Home Artikelen Simone op Cyprus: Tijd om te gaan

Derdejaars politicologiestudent Simone Vlug laat voor een semester haar drukke leven in Nijmegen achter om in de hoofdstad van Cyprus te studeren. In haar columns schrijft ze over haar avonturen in het buitenland. Is het studentenleven in Nicosia een groot succes of verlangt ze toch een beetje naar huis?

Samen met een vriendin van hier die meegaat naar Nederland, wacht ik tot het tijd is om naar de airportshuttle te wandelen. We zitten op de stoeprand en staren voor ons uit. Ik neem een trekje van mijn sigaret, een gewoonte die ik waarschijnlijk ook maar beter op Cyprus kan achterlaten. Ik laat mijn hoofd op haar schouder zakken terwijl ik langzaam de rook uit mijn longen laat. In de verte kleurt de zon de rotsen oranje en de palmbomen steken af tegen de roze lucht. Met tegenzin denk ik aan het Nederlandse landschap.

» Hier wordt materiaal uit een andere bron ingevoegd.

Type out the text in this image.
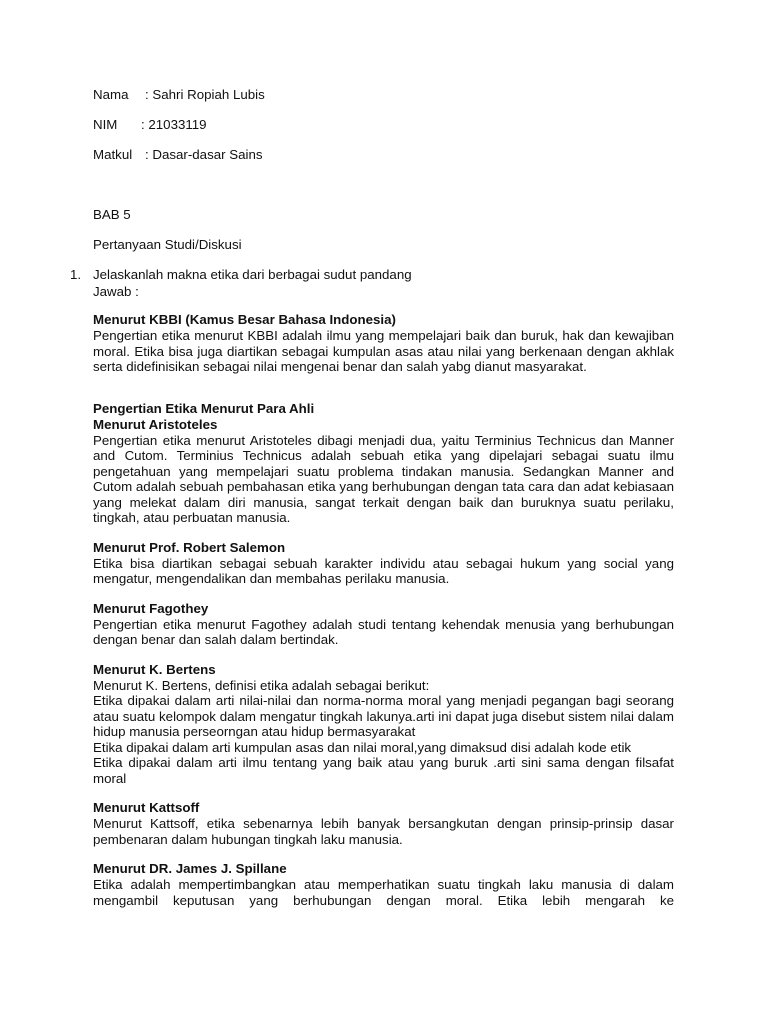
Nama : Sahri Ropiah Lubis
NIM : 21033119
Matkul : Dasar-dasar Sains
BAB 5
Pertanyaan Studi/Diskusi
1. Jelaskanlah makna etika dari berbagai sudut pandang
Jawab :

Menurut KBBI (Kamus Besar Bahasa Indonesia)

Pengertian etika menurut KBBI adalah ilmu yang mempelajari baik dan buruk, hak dan kewajiban moral. Etika bisa juga diartikan sebagai kumpulan asas atau nilai yang berkenaan dengan akhlak serta didefinisikan sebagai nilai mengenai benar dan salah yabg dianut masyarakat.

Pengertian Etika Menurut Para Ahli

Menurut Aristoteles

Pengertian etika menurut Aristoteles dibagi menjadi dua, yaitu Terminius Technicus dan Manner and Cutom. Terminius Technicus adalah sebuah etika yang dipelajari sebagai suatu ilmu pengetahuan yang mempelajari suatu problema tindakan manusia. Sedangkan Manner and Cutom adalah sebuah pembahasan etika yang berhubungan dengan tata cara dan adat kebiasaan yang melekat dalam diri manusia, sangat terkait dengan baik dan buruknya suatu perilaku, tingkah, atau perbuatan manusia.

Menurut Prof. Robert Salemon

Etika bisa diartikan sebagai sebuah karakter individu atau sebagai hukum yang social yang mengatur, mengendalikan dan membahas perilaku manusia.

Menurut Fagothey

Pengertian etika menurut Fagothey adalah studi tentang kehendak menusia yang berhubungan dengan benar dan salah dalam bertindak.

Menurut K. Bertens

Menurut K. Bertens, definisi etika adalah sebagai berikut:

Etika dipakai dalam arti nilai-nilai dan norma-norma moral yang menjadi pegangan bagi seorang atau suatu kelompok dalam mengatur tingkah lakunya.arti ini dapat juga disebut sistem nilai dalam hidup manusia perseorngan atau hidup bermasyarakat

Etika dipakai dalam arti kumpulan asas dan nilai moral,yang dimaksud disi adalah kode etik

Etika dipakai dalam arti ilmu tentang yang baik atau yang buruk .arti sini sama dengan filsafat moral

Menurut Kattsoff

Menurut Kattsoff, etika sebenarnya lebih banyak bersangkutan dengan prinsip-prinsip dasar pembenaran dalam hubungan tingkah laku manusia.

Menurut DR. James J. Spillane

Etika adalah mempertimbangkan atau memperhatikan suatu tingkah laku manusia di dalam mengambil keputusan yang berhubungan dengan moral. Etika lebih mengarah ke
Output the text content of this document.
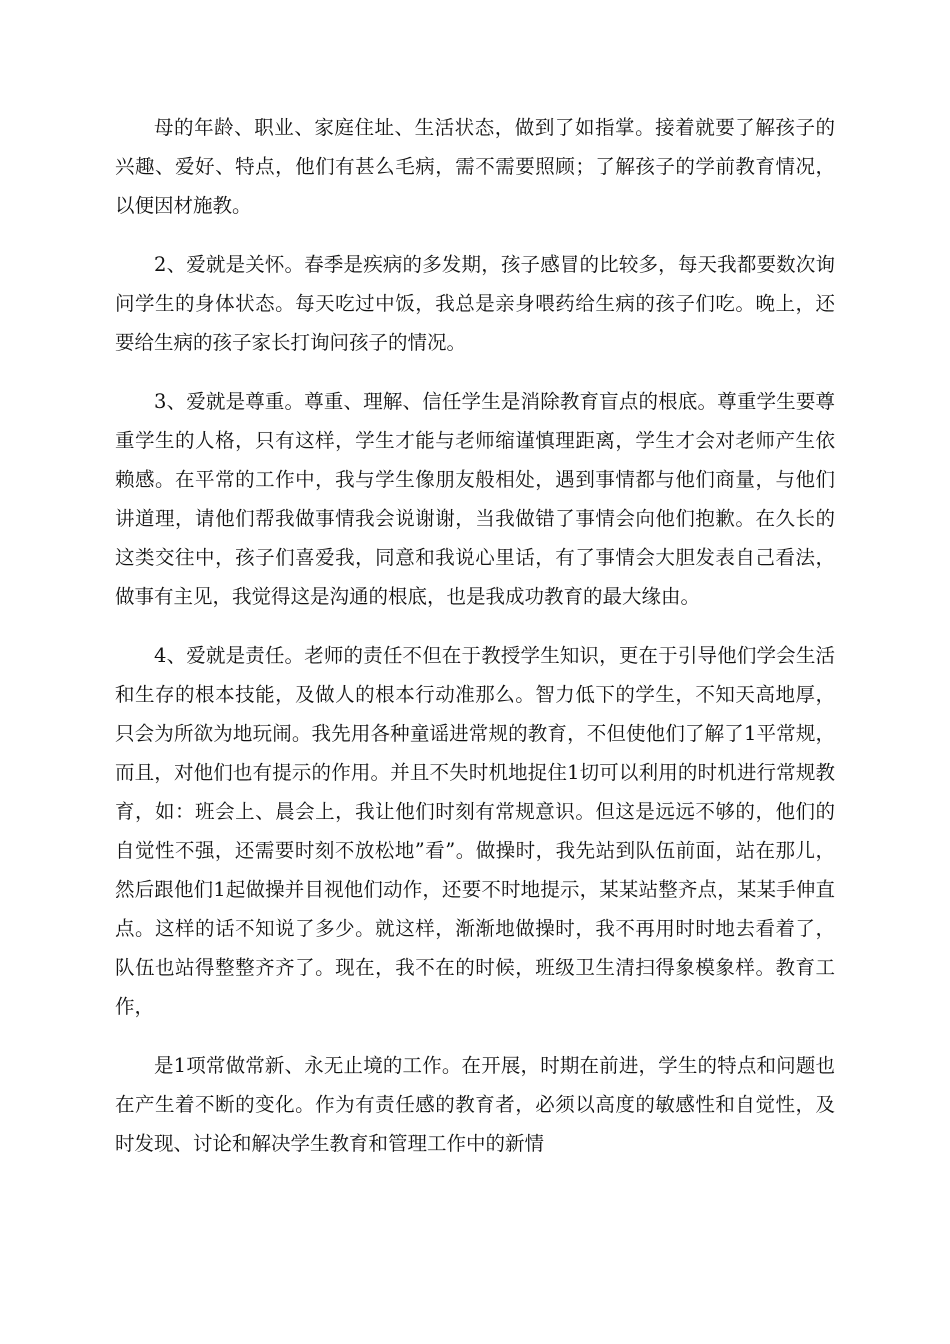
母的年龄、职业、家庭住址、生活状态，做到了如指掌。接着就要了解孩子的兴趣、爱好、特点，他们有甚么毛病，需不需要照顾；了解孩子的学前教育情况，以便因材施教。

2、爱就是关怀。春季是疾病的多发期，孩子感冒的比较多，每天我都要数次询问学生的身体状态。每天吃过中饭，我总是亲身喂药给生病的孩子们吃。晚上，还要给生病的孩子家长打询问孩子的情况。

3、爱就是尊重。尊重、理解、信任学生是消除教育盲点的根底。尊重学生要尊重学生的人格，只有这样，学生才能与老师缩谨慎理距离，学生才会对老师产生依赖感。在平常的工作中，我与学生像朋友般相处，遇到事情都与他们商量，与他们讲道理，请他们帮我做事情我会说谢谢，当我做错了事情会向他们抱歉。在久长的这类交往中，孩子们喜爱我，同意和我说心里话，有了事情会大胆发表自己看法，做事有主见，我觉得这是沟通的根底，也是我成功教育的最大缘由。

4、爱就是责任。老师的责任不但在于教授学生知识，更在于引导他们学会生活和生存的根本技能，及做人的根本行动准那么。智力低下的学生，不知天高地厚，只会为所欲为地玩闹。我先用各种童谣进常规的教育，不但使他们了解了1平常规，而且，对他们也有提示的作用。并且不失时机地捉住1切可以利用的时机进行常规教育，如：班会上、晨会上，我让他们时刻有常规意识。但这是远远不够的，他们的自觉性不强，还需要时刻不放松地”看”。做操时，我先站到队伍前面，站在那儿，然后跟他们1起做操并目视他们动作，还要不时地提示，某某站整齐点，某某手伸直点。这样的话不知说了多少。就这样，渐渐地做操时，我不再用时时地去看着了，队伍也站得整整齐齐了。现在，我不在的时候，班级卫生清扫得象模象样。教育工作，

是1项常做常新、永无止境的工作。在开展，时期在前进，学生的特点和问题也在产生着不断的变化。作为有责任感的教育者，必须以高度的敏感性和自觉性，及时发现、讨论和解决学生教育和管理工作中的新情
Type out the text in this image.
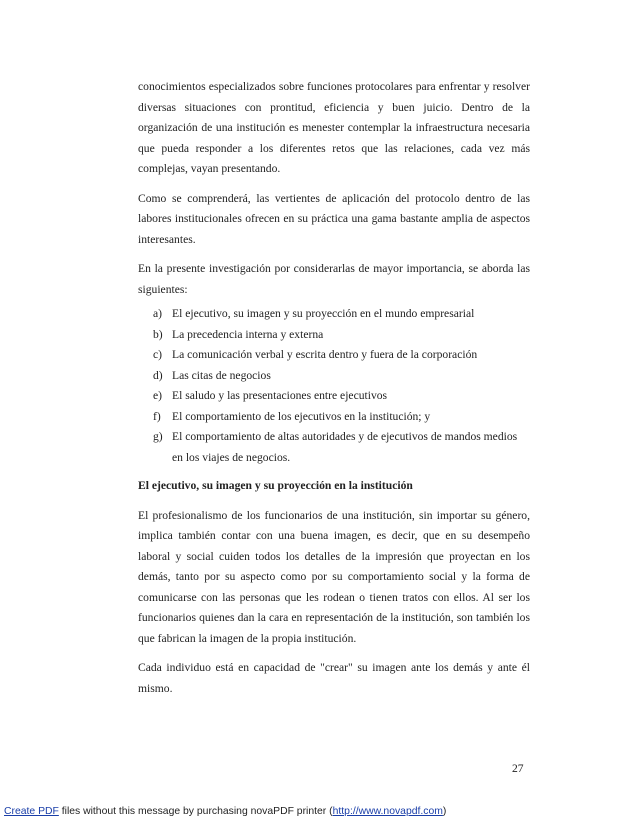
conocimientos especializados sobre funciones protocolares para enfrentar y resolver diversas situaciones con prontitud, eficiencia y buen juicio. Dentro de la organización de una institución es menester contemplar la infraestructura necesaria que pueda responder a los diferentes retos que las relaciones, cada vez más complejas, vayan presentando.

Como se comprenderá, las vertientes de aplicación del protocolo dentro de las labores institucionales ofrecen en su práctica una gama bastante amplia de aspectos interesantes.

En la presente investigación por considerarlas de mayor importancia, se aborda las siguientes:

a) El ejecutivo, su imagen y su proyección en el mundo empresarial
b) La precedencia interna y externa
c) La comunicación verbal y escrita dentro y fuera de la corporación
d) Las citas de negocios
e) El saludo y las presentaciones entre ejecutivos
f) El comportamiento de los ejecutivos en la institución; y
g) El comportamiento de altas autoridades y de ejecutivos de mandos medios en los viajes de negocios.
El ejecutivo, su imagen y su proyección en la institución

El profesionalismo de los funcionarios de una institución, sin importar su género, implica también contar con una buena imagen, es decir, que en su desempeño laboral y social cuiden todos los detalles de la impresión que proyectan en los demás, tanto por su aspecto como por su comportamiento social y la forma de comunicarse con las personas que les rodean o tienen tratos con ellos. Al ser los funcionarios quienes dan la cara en representación de la institución, son también los que fabrican la imagen de la propia institución.

Cada individuo está en capacidad de "crear" su imagen ante los demás y ante él mismo.

27
Create PDF files without this message by purchasing novaPDF printer (http://www.novapdf.com)
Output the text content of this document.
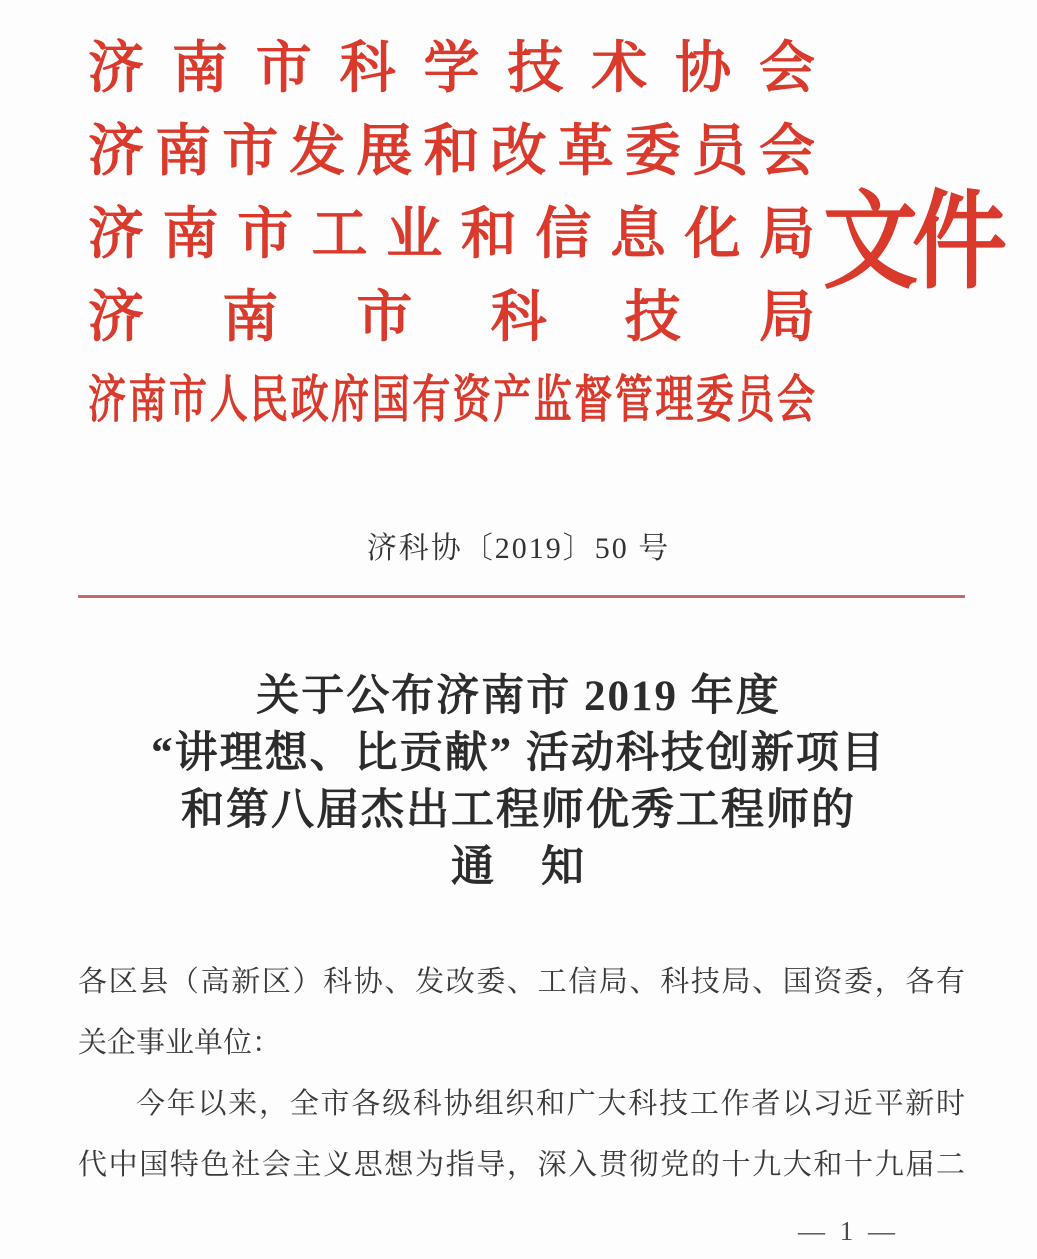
济南市科学技术协会
济南市发展和改革委员会
济南市工业和信息化局
济南市科技局
济南市人民政府国有资产监督管理委员会
文件
济科协〔2019〕50 号
关于公布济南市 2019 年度
“讲理想、比贡献” 活动科技创新项目
和第八届杰出工程师优秀工程师的
通　知
各区县（高新区）科协、发改委、工信局、科技局、国资委，各有
关企事业单位：
今年以来，全市各级科协组织和广大科技工作者以习近平新时
代中国特色社会主义思想为指导，深入贯彻党的十九大和十九届二
— 1 —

Ik denk terug aan alle leuke dagen op dit eiland. De meeste ochtenden werd ik gewekt door het zonlicht dat door het kapotte rolluik mijn kamer binnenkwam. Een wekker zetten deed ik bijna nooit, iets wat in Nederland onvoorstelbaar was. Daar was mijn agenda naast studie vol met commissies en bijbaantjes. Zelfs vrije tijd werd tot in detail volgepland met sporten, feestjes en vrienden. Op Cyprus was juist elke dag spontaan. Zo lag ik laatst op het dakterras in de zon niks te doen toen er een berichtje van een vriendin op mijn telefoon verscheen. ‘Lunch today?’ vraagt ze.

In Nederland werd zelfs vrije tijd tot in detail volgepland met sporten, feestjes en vrienden.

We ontmoeten bij het checkpoint in het centrum. Een van de plekken waar je de grens naar Noord-Cyprus over kan, van zowel de Griekse als Turkse kant, door je paspoort te laten zien. We steken over en de taal, de mensen en de omgeving veranderen. We lopen naar ons inmiddels favoriete tentje en eten vegan cigköfte. ‘Have you been to Girne already?’ vraagt de vriendin. ‘No, you?’. Ze schudt haar hoofd. ‘Should we go?’ Zo staan we een taxirit later in het havenstadje. We wandelen langs de kade en kijken hoe de zon achter de horizon verdwijnt. We raken volledig verdwaald maar het geeft niet, want we hoeven nergens te zijn. ’s Avonds in de bus terug leun ik moe achterover. Ik ben benieuwd wat ik vandaag had gedaan als ik in Nijmegen was geweest. Waarschijnlijk had ik gesport, gewerkt, gestudeerd. 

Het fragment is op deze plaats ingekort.